Field Marshal Sir Henry Wilson – Soldier and Politician

Wednesday, 6 December, 8.15pm in the Officer’s Mess, Custume Barracks

Talk by David Cook

Summary Field Marshal Sir Henry Wilson, a native of Ballinalee, Co Longford, is  a major and controversial figure in Irish and British history. An Irish unionist, he gained a reputation as an intensely ‘political’ soldier, especially during the ‘Curragh crisis’ of 1914.

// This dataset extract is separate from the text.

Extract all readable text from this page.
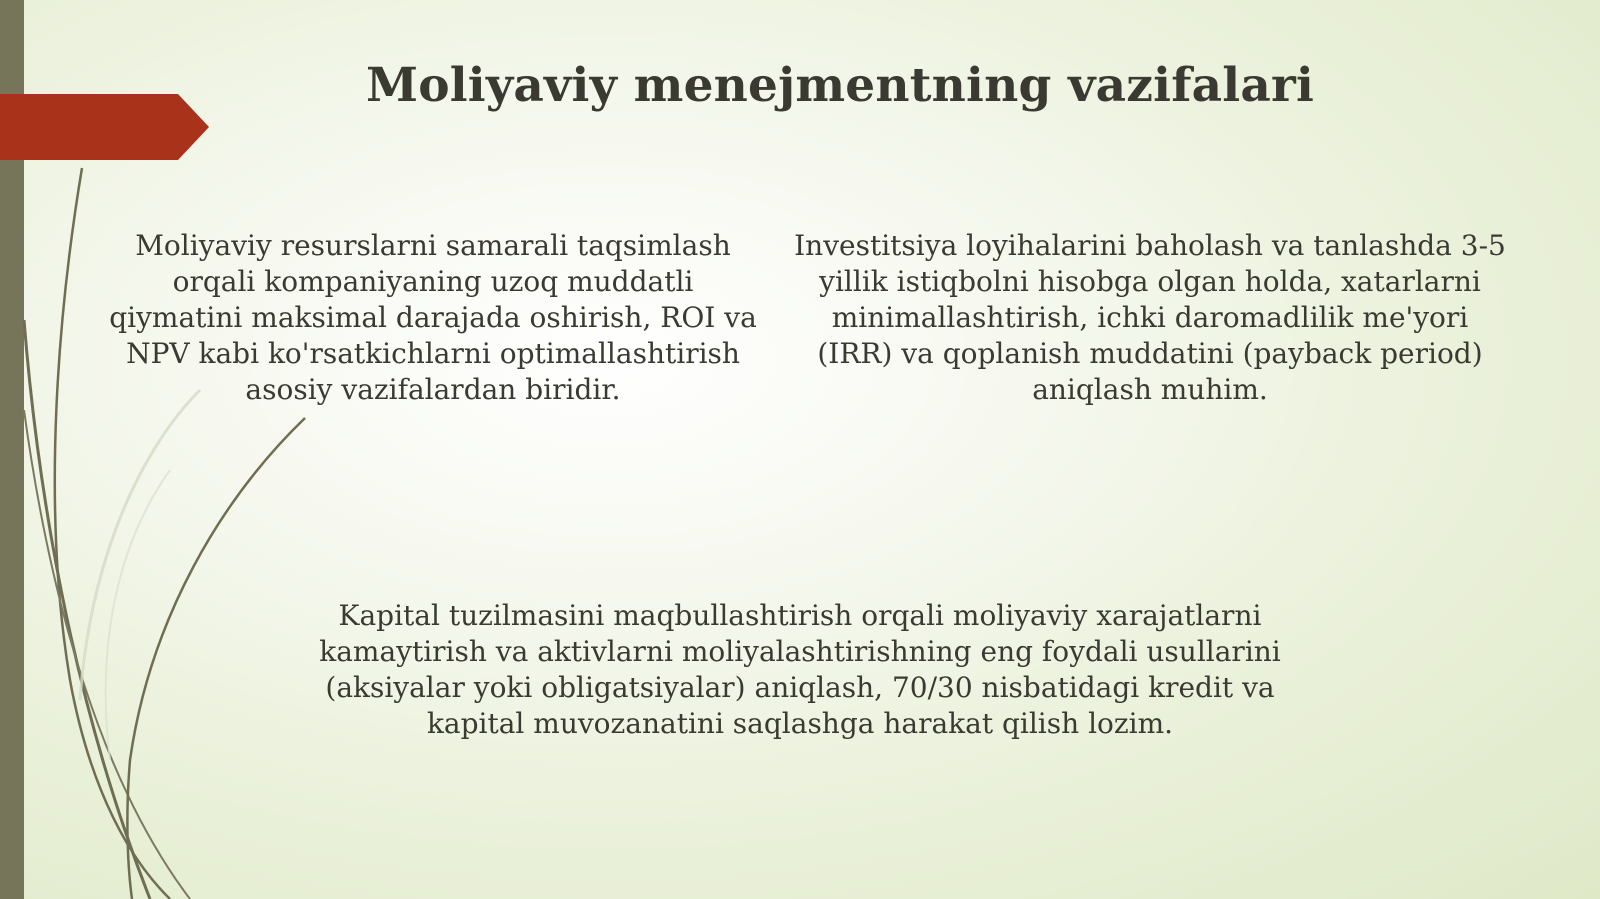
Moliyaviy menejmentning vazifalari

Moliyaviy resurslarni samarali taqsimlash orqali kompaniyaning uzoq muddatli qiymatini maksimal darajada oshirish, ROI va NPV kabi ko'rsatkichlarni optimallashtirish asosiy vazifalardan biridir.

Investitsiya loyihalarini baholash va tanlashda 3-5 yillik istiqbolni hisobga olgan holda, xatarlarni minimallashtirish, ichki daromadlilik me'yori (IRR) va qoplanish muddatini (payback period) aniqlash muhim.

Kapital tuzilmasini maqbullashtirish orqali moliyaviy xarajatlarni kamaytirish va aktivlarni moliyalashtirishning eng foydali usullarini (aksiyalar yoki obligatsiyalar) aniqlash, 70/30 nisbatidagi kredit va kapital muvozanatini saqlashga harakat qilish lozim.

A sketch of Wilson’s Assassination in London on 22 June 1922

During the First World War, he became Chief of the Imperial General Staff, the professional head of the British army, a post he held until February 1922. After Wilson retired from the army, he became an MP and was chief security adviser to the new Northern Ireland government. David Cook’s lecture will assess Wilson’s career, particularly during the First World War, and after. Despite his high ranking, Wilson’s reputation was left in tatters by his outrageously indiscreet diaries, published not long after he was shot dead in London on 22 June 1922. His life makes for a remarkable story.

Speaker David Cook is a solicitor and former Deputy Leader of the Alliance Party of Northern Ireland. He was Lord Mayor of Belfast from 1978 to 79, and Chairman of the Police Authority of Northern Ireland from 1994 to 1996.